First of all, I was correct that the guy who gave me his business card hadn't seen my braid and wouldn't have approached me if he had. He said he noted the braid later, but decided just to go with it. Still, it's extremely unlikely that anything will come of this, for that reason alone. The application form is pretty clear about this -- in the sense that one of the key (and only) questions is whether you would cut your hair. It also noted quite explicitly that they are going for 1967 accuracy (so other things are out of the question, like facial piercings and tattoos, and women applying to be extras need to be willing to wear 1967-accurate undergarments). The background sheet they gave me also notes the bit about scheduling you for a haircut.
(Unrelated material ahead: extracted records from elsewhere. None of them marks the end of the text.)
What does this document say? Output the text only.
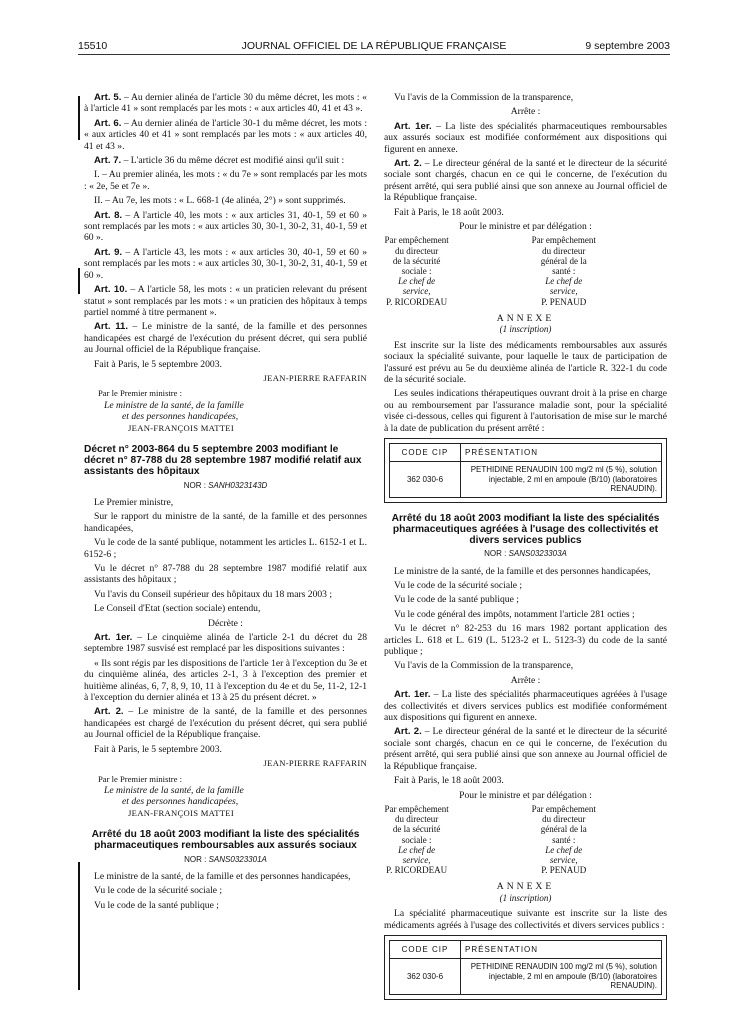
15510	JOURNAL OFFICIEL DE LA RÉPUBLIQUE FRANÇAISE	9 septembre 2003

Art. 5. – Au dernier alinéa de l'article 30 du même décret, les mots : « à l'article 41 » sont remplacés par les mots : « aux articles 40, 41 et 43 ».

Art. 6. – Au dernier alinéa de l'article 30-1 du même décret, les mots : « aux articles 40 et 41 » sont remplacés par les mots : « aux articles 40, 41 et 43 ».

Art. 7. – L'article 36 du même décret est modifié ainsi qu'il suit :

I. – Au premier alinéa, les mots : « du 7e » sont remplacés par les mots : « 2e, 5e et 7e ».

II. – Au 7e, les mots : « L. 668-1 (4e alinéa, 2°) » sont supprimés.

Art. 8. – A l'article 40, les mots : « aux articles 31, 40-1, 59 et 60 » sont remplacés par les mots : « aux articles 30, 30-1, 30-2, 31, 40-1, 59 et 60 ».

Art. 9. – A l'article 43, les mots : « aux articles 30, 40-1, 59 et 60 » sont remplacés par les mots : « aux articles 30, 30-1, 30-2, 31, 40-1, 59 et 60 ».

Art. 10. – A l'article 58, les mots : « un praticien relevant du présent statut » sont remplacés par les mots : « un praticien des hôpitaux à temps partiel nommé à titre permanent ».

Art. 11. – Le ministre de la santé, de la famille et des personnes handicapées est chargé de l'exécution du présent décret, qui sera publié au Journal officiel de la République française.

Fait à Paris, le 5 septembre 2003.

JEAN-PIERRE RAFFARIN
Par le Premier ministre :
Le ministre de la santé, de la famille
et des personnes handicapées,
JEAN-FRANÇOIS MATTEI
Décret n° 2003-864 du 5 septembre 2003 modifiant le décret n° 87-788 du 28 septembre 1987 modifié relatif aux assistants des hôpitaux
NOR : SANH0323143D

Le Premier ministre,

Sur le rapport du ministre de la santé, de la famille et des personnes handicapées,

Vu le code de la santé publique, notamment les articles L. 6152-1 et L. 6152-6 ;

Vu le décret n° 87-788 du 28 septembre 1987 modifié relatif aux assistants des hôpitaux ;

Vu l'avis du Conseil supérieur des hôpitaux du 18 mars 2003 ;

Le Conseil d'Etat (section sociale) entendu,

Décrète :

Art. 1er. – Le cinquième alinéa de l'article 2-1 du décret du 28 septembre 1987 susvisé est remplacé par les dispositions suivantes :

« Ils sont régis par les dispositions de l'article 1er à l'exception du 3e et du cinquième alinéa, des articles 2-1, 3 à l'exception des premier et huitième alinéas, 6, 7, 8, 9, 10, 11 à l'exception du 4e et du 5e, 11-2, 12-1 à l'exception du dernier alinéa et 13 à 25 du présent décret. »

Art. 2. – Le ministre de la santé, de la famille et des personnes handicapées est chargé de l'exécution du présent décret, qui sera publié au Journal officiel de la République française.

Fait à Paris, le 5 septembre 2003.

JEAN-PIERRE RAFFARIN
Par le Premier ministre :
Le ministre de la santé, de la famille
et des personnes handicapées,
JEAN-FRANÇOIS MATTEI
Arrêté du 18 août 2003 modifiant la liste des spécialités pharmaceutiques remboursables aux assurés sociaux
NOR : SANS0323301A

Le ministre de la santé, de la famille et des personnes handicapées,

Vu le code de la sécurité sociale ;

Vu le code de la santé publique ;

Vu l'avis de la Commission de la transparence,

Arrête :

Art. 1er. – La liste des spécialités pharmaceutiques remboursables aux assurés sociaux est modifiée conformément aux dispositions qui figurent en annexe.

Art. 2. – Le directeur général de la santé et le directeur de la sécurité sociale sont chargés, chacun en ce qui le concerne, de l'exécution du présent arrêté, qui sera publié ainsi que son annexe au Journal officiel de la République française.

Fait à Paris, le 18 août 2003.

Pour le ministre et par délégation :

Par empêchement du directeur
de la sécurité sociale :
Le chef de service,
P. RICORDEAU
Par empêchement
du directeur général de la santé :
Le chef de service,
P. PENAUD
ANNEXE
(1 inscription)

Est inscrite sur la liste des médicaments remboursables aux assurés sociaux la spécialité suivante, pour laquelle le taux de participation de l'assuré est prévu au 5e du deuxième alinéa de l'article R. 322-1 du code de la sécurité sociale.

Les seules indications thérapeutiques ouvrant droit à la prise en charge ou au remboursement par l'assurance maladie sont, pour la spécialité visée ci-dessous, celles qui figurent à l'autorisation de mise sur le marché à la date de publication du présent arrêté :

CODE CIP	PRÉSENTATION
362 030-6	PETHIDINE RENAUDIN 100 mg/2 ml (5 %), solution injectable, 2 ml en ampoule (B/10) (laboratoires RENAUDIN).
Arrêté du 18 août 2003 modifiant la liste des spécialités pharmaceutiques agréées à l'usage des collectivités et divers services publics
NOR : SANS0323303A

Le ministre de la santé, de la famille et des personnes handicapées,

Vu le code de la sécurité sociale ;

Vu le code de la santé publique ;

Vu le code général des impôts, notamment l'article 281 octies ;

Vu le décret n° 82-253 du 16 mars 1982 portant application des articles L. 618 et L. 619 (L. 5123-2 et L. 5123-3) du code de la santé publique ;

Vu l'avis de la Commission de la transparence,

Arrête :

Art. 1er. – La liste des spécialités pharmaceutiques agréées à l'usage des collectivités et divers services publics est modifiée conformément aux dispositions qui figurent en annexe.

Art. 2. – Le directeur général de la santé et le directeur de la sécurité sociale sont chargés, chacun en ce qui le concerne, de l'exécution du présent arrêté, qui sera publié ainsi que son annexe au Journal officiel de la République française.

Fait à Paris, le 18 août 2003.

Pour le ministre et par délégation :

Par empêchement du directeur
de la sécurité sociale :
Le chef de service,
P. RICORDEAU
Par empêchement
du directeur général de la santé :
Le chef de service,
P. PENAUD
ANNEXE
(1 inscription)

La spécialité pharmaceutique suivante est inscrite sur la liste des médicaments agréés à l'usage des collectivités et divers services publics :

CODE CIP	PRÉSENTATION
362 030-6	PETHIDINE RENAUDIN 100 mg/2 ml (5 %), solution injectable, 2 ml en ampoule (B/10) (laboratoires RENAUDIN).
So obviously I did follow up with a phone call, somewhat reluctantly. I didn't really have much to lose. What I needed to do was make an appointment to come by and fill out an application, which I did. The appointment was today. The office is near my work (about two miles up the road -- I literally turned left out of the parking lot and made no further turns until I got there a few minutes later). The theatrical company is housed in a large nondescript unsigned office building in a residential neighborhood, but you walk in to a fantastic bustle of costuming and piles of head shots and all sorts of business. The people in charge all seem to be very young. They were very pleasant to me, even though I hadn't brought a head shot (which I had not been told to bring); they took some photos themselves (including one from the rear posed specifically to show the length of my hair -- just on the off chance that this might be a feature somebody at some point might need). I loved sitting and filling out the application while all the activity of the company swirled around me.
The whole thing took only 15 minutes or so out of my work day, so it wasn't any sort of a big deal, and as I say I enjoyed my few minutes of observation. But the real reason I'm glad I called is because I got to take home with me the Background sheet, the information for the extras. Because it contains this marvelous bit of prose:
A Serious Man is not a "pretty" movie. WE LOVE INTERESTING FACES. The dorkier, the better! Big noses a plus!
Well, now at least we know why I was plucked from obscurity like this. Although actually I do find this somewhat flattering, because certainly my self-image is that I have an "interesting face". It's nice to have a professional make the same judgment.
I want to have buttons made up that say "The dorkier, ther better!".